Cause: Another controller is already running a sync for the table.
Fix: Benign — retry later. The run in progress continues normally.
A sync run fails because of one unreadable file
Symptom: A sync run fails, and the failure traces back to a single problematic Parquet file.
Cause: By default a run fails if any file can’t be read, so the whole snapshot is rejected.
Fix: Set continueOnFileError=true in the ExternalTableSyncTask config to skip unreadable files and continue. The run still ends as status=COMPLETED; compare filesDiscovered vs segmentsUploaded in the status endpoint to spot skipped files, then investigate them separately.
Table created, but no sync ever starts
Symptom: The table exists, but status stays IDLE and the observability endpoints return nothing useful.
Cause: The table isn’t on the controller-watcher path — usually executor=controller is missing from the ExternalTableSyncTask config, or the feature isn’t enabled on the cluster.
Fix: Confirm executor: controller is in the task config (the preview/onboarding flow sets it), and that the External Table feature is enabled on the cluster. Then trigger a run to start immediately: POST /tasks/schedule?taskType=ExternalTableSyncTask&tableName=<name>_OFFLINE.
Sync not progressing
Use the status endpoint to diagnose:
IDLE and never advancing — check executor=controller, a valid schedule cron, and that the feature is enabled (see above).
RUNNING for a long time — large source or under-provisioned servers; reduce the prefix or scale out.
FAILED — read failurePhase:
FILE_LISTING → credentials/path issue
SEGMENT_GENERATION → data-type mismatch (see NumberFormatException above; escalate if the config is valid)
SEGMENT_COMPRESSION → server resources
SEGMENT_UPLOAD → deep-store permissions
CHECKPOINT_SAVE → controller/ZooKeeper issue
Checking sync health
To see why ingestion isn’t progressing, use the observability endpoints: run status (and failurePhase on failure), the ingestion checkpoint, and the source file count.
When to escalate to engineering
Most issues are self-serviceable — auth/region/path, index and dictionary config, cron, and cache/OOM tuning are all covered above.

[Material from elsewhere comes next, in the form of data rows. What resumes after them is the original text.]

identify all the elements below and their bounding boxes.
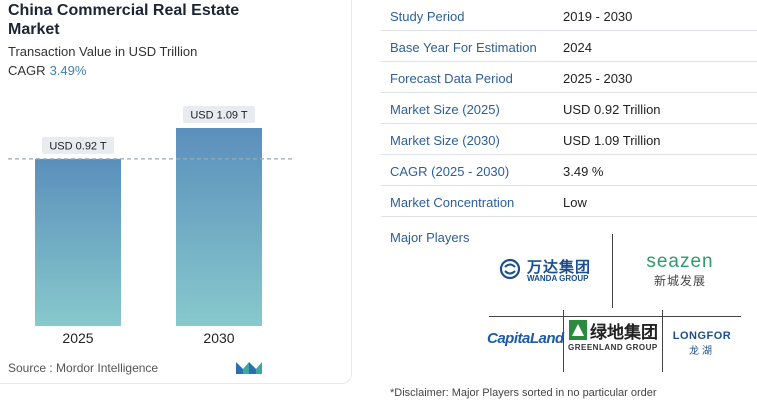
data-label-2030: USD 1.09 T <box>190 110 248 122</box>
info-value: USD 1.09 Trillion <box>563 133 661 148</box>
longfor-en: LONGFOR <box>672 330 732 342</box>
market-info-table: Study Period 2019 - 2030 Base Year For Est… <box>381 0 757 217</box>
source-value: Mordor Intelligence <box>56 361 159 375</box>
wanda-cn: 万达集团 <box>527 259 592 276</box>
info-value: 2025 - 2030 <box>563 71 633 86</box>
info-row: Base Year For Estimation 2024 <box>381 31 757 62</box>
cagr-label: CAGR <box>8 63 46 78</box>
bar-chart-svg: USD 0.92 T USD 1.09 T 2025 2030 <box>8 106 292 346</box>
longfor-logo: LONGFOR 龙湖 <box>667 330 737 360</box>
wanda-en: WANDA GROUP <box>527 274 589 283</box>
info-row: Forecast Data Period 2025 - 2030 <box>381 62 757 93</box>
info-value: Low <box>563 195 587 210</box>
seazen-en: seazen <box>646 251 714 272</box>
info-key: Study Period <box>390 9 465 24</box>
disclaimer-text: *Disclaimer: Major Players sorted in no … <box>390 387 657 399</box>
major-players-panel: Major Players 万达集团 WANDA GROUP seazen 新城… <box>381 218 757 382</box>
x-tick-label-2025: 2025 <box>62 330 93 346</box>
wanda-group-logo: 万达集团 WANDA GROUP <box>499 256 609 286</box>
info-value: 2019 - 2030 <box>563 9 633 24</box>
data-label-bg-2025 <box>42 136 114 154</box>
info-row: Market Concentration Low <box>381 186 757 217</box>
divider-vertical-right <box>662 310 663 372</box>
data-label-2025: USD 0.92 T <box>49 140 107 152</box>
chart-subtitle: Transaction Value in USD Trillion <box>8 44 198 59</box>
info-key: Forecast Data Period <box>390 71 513 86</box>
info-row: Market Size (2025) USD 0.92 Trillion <box>381 93 757 124</box>
seazen-logo: seazen 新城发展 <box>636 251 724 289</box>
divider-vertical-top <box>612 234 613 308</box>
bar-2025 <box>35 158 121 326</box>
info-value: USD 0.92 Trillion <box>563 102 661 117</box>
capitaland-logo: CapitaLand <box>487 330 564 356</box>
major-players-title: Major Players <box>390 230 470 245</box>
cagr-value: 3.49% <box>49 63 87 78</box>
wanda-emblem-icon <box>499 258 521 280</box>
info-key: Market Size (2025) <box>390 102 500 117</box>
divider-horizontal <box>489 316 741 317</box>
market-card: China Commercial Real Estate Market Tran… <box>0 0 352 384</box>
divider-vertical-left <box>563 310 564 372</box>
source-line: Source : Mordor Intelligence <box>8 361 158 375</box>
info-key: Market Concentration <box>390 195 515 210</box>
info-row: Market Size (2030) USD 1.09 Trillion <box>381 124 757 155</box>
greenland-emblem-icon <box>569 320 587 340</box>
seazen-cn: 新城发展 <box>653 274 706 288</box>
capitaland-en: CapitaLand <box>487 330 564 347</box>
bar-2030 <box>176 128 262 326</box>
mordor-logo-icon <box>236 362 262 374</box>
greenland-cn: 绿地集团 <box>590 323 658 342</box>
data-label-bg-2030 <box>183 106 255 123</box>
source-label: Source : <box>8 361 53 375</box>
chart-title: China Commercial Real Estate Market <box>8 2 240 38</box>
bar-chart: USD 0.92 T USD 1.09 T 2025 2030 <box>0 96 352 352</box>
info-key: CAGR (2025 - 2030) <box>390 164 510 179</box>
x-tick-label-2030: 2030 <box>203 330 234 346</box>
info-row: CAGR (2025 - 2030) 3.49 % <box>381 155 757 186</box>
info-value: 2024 <box>563 40 592 55</box>
info-key: Base Year For Estimation <box>390 40 537 55</box>
info-key: Market Size (2030) <box>390 133 500 148</box>
info-value: 3.49 % <box>563 164 604 179</box>
greenland-en: GREENLAND GROUP <box>568 343 658 352</box>
info-row: Study Period 2019 - 2030 <box>381 0 757 31</box>
longfor-cn: 龙湖 <box>689 346 715 357</box>
greenland-group-logo: 绿地集团 GREENLAND GROUP <box>566 318 660 358</box>
cagr-line: CAGR 3.49% <box>8 63 86 78</box>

Escalate to engineering when:
SEGMENT_GENERATION or CHECKPOINT_SAVE keeps failing with a valid config.
- Servers still OOM after capping caches and enabling consolidation + OOM protection.
status=COMPLETED but query results are wrong or missing.
- A specific Parquet type fails to read (e.g. a
getBytes/decimal error), or you hit a very-large-table segment threshold.